# Stuck at Multiset.v contents_cons_inv

Hello!(sorry for the duplicated post, I accidentally deleted the other one)

I’m working my way around the Multiset.v file from the VFA book and I am hard stuck on the following proof.

Lemma contents_cons_inv : forall l x n,
S n = contents l x ->
exists l1 l2,
l = l1 ++ x :: l2
/\ contents (l1 ++ l2) x = n.
Proof.
destruct l.
simpl.
unfold empty.
discriminate.
simpl.
unfold union, singleton.
intros x.
bdestruct (x =? v).
intros.
exists [], l.
simpl.
split.
inv H.
auto.
injection H0.
intros H1.
symmetry.
apply H1.
simpl.

Now the goal looks like this:

v : value
l : list value
x : value
H : x <> v
============================
forall n : nat,
S n = contents l x -> exists l1 l2 : list value, v :: l = l1 ++ x :: l2 /\ contents (l1 ++ l2) x = n

It doesn’t matter what I try, I never manage to get past that.
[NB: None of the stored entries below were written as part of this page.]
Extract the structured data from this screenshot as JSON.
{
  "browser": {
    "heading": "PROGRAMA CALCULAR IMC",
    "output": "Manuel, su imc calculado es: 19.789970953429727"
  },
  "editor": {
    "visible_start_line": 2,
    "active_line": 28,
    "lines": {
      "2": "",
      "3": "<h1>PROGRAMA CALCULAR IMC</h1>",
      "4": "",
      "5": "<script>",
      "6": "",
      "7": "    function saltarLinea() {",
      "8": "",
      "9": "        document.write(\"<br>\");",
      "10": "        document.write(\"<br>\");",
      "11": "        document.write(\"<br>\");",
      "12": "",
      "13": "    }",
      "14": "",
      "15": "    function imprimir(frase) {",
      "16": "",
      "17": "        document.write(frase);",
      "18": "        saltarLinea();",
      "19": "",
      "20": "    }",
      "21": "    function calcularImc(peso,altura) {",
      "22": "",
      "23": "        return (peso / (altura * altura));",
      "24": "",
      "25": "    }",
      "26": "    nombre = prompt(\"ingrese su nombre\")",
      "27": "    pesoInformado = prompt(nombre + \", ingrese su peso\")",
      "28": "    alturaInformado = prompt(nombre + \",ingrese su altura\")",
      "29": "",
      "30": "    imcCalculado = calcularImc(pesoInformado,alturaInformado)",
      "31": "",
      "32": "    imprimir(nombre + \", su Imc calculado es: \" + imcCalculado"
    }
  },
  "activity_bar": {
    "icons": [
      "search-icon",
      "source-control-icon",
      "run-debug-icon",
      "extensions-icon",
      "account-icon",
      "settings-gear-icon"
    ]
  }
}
It even seems to be impossible, given that we won’t ever be able to equal v :: l with l1 ++ x :: l2 unless l is a combination of (x :: l2) and l1 is [v].

Could anyone give me a tip on how to progress further?

I agree this isn’t the right direction, but that goal is possible — IIUC, the strange equality arises after destruct l. which should leave you (for the cons case) with:

S n = contents (v :: l) x ->
exists l1 l2,
(v :: l) = l1 ++ x :: l2
/\ contents (l1 ++ l2) x = n.

To solve the goal, remember that your proof must contain an actual algorithm that computes l1 and l2. That’s where you should start. I expect the first step will be "find an occurrence of x in l" — finding the first is probably easiest.